Routines respect every control
A scheduled job still hits your approval gates, still counts against your budget, and still appears in the audit trail. A routine cannot do anything an agent could not do in a live conversation; it just does it on a clock. You can trust a routine exactly as much as you trust the agent that runs it.
Start with one
The best first routine is a morning brief: every weekday, the CEO compiles what happened overnight, what is waiting on approval, where spend stands, and the plan for the day. Add a second routine only when the first earns it, and review your routines monthly so the calendar does not fill with jobs you ignore.
The arc of a good routine
A routine usually starts as reporting: it tells you what happened. As you come to trust it, you let it recommend: the morning brief stops just summarizing and starts proposing the obvious next actions.
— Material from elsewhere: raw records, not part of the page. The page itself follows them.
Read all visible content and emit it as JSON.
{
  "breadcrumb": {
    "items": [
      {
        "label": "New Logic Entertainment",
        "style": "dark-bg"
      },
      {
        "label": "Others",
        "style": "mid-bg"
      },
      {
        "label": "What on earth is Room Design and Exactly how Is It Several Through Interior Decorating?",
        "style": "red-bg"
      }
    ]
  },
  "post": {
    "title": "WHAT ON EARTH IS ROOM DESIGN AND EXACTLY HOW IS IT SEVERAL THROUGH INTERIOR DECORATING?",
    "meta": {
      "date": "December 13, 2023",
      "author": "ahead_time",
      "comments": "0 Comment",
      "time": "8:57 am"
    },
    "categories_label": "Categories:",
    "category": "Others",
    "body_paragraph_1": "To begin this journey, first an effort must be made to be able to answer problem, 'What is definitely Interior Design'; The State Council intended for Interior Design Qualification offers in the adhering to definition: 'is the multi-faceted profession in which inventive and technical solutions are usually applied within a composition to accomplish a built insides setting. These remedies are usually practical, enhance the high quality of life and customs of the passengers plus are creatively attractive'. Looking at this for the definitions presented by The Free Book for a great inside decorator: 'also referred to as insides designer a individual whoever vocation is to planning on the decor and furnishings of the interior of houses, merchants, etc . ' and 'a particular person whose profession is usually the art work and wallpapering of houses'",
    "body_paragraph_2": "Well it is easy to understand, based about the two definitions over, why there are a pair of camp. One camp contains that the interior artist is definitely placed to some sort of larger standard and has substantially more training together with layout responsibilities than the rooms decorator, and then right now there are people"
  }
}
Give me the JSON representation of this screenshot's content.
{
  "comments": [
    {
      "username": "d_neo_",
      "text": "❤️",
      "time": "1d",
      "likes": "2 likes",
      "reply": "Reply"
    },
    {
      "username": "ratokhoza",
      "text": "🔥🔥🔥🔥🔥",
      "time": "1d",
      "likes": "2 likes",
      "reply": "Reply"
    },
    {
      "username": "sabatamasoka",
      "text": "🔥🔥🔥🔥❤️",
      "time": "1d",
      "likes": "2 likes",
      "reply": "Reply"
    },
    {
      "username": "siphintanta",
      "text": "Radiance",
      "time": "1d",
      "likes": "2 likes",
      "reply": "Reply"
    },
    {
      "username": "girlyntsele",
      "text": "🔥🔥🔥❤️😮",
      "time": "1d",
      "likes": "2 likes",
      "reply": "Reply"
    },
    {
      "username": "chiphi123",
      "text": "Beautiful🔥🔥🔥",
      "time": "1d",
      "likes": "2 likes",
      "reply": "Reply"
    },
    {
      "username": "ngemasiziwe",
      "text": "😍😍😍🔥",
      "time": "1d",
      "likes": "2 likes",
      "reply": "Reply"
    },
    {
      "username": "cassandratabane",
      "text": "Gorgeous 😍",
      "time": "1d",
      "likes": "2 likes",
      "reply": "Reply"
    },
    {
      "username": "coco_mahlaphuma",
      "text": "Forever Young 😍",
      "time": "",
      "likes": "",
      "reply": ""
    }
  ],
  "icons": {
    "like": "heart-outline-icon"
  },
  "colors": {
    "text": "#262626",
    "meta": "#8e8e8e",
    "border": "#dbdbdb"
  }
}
Eventually, within your gates, it can act: queuing those actions for a single tap of approval. That progression, from reporting to recommending to acting, is the whole arc of running an AI-native business, and routines are where you watch it unfold.
You control the pace. A routine only ever does what the agent behind it is allowed to do, so moving it from reporting toward acting is a decision you make as your confidence grows, not something that happens on its own.
Avoiding routine drift
A routine that made sense in month one can quietly become noise by month three, either because the business changed or because it never delivered. The fix is a monthly review: list every routine, when it runs, and the last time its output mattered. Keep the ones you read, fix the ones that are close, and retire the ones you skip. A small set of routines you rely on beats a calendar full of jobs you ignore.
This article is part of the launch docs set; boundaries and depth are still being reviewed with engineering and will keep sharpening.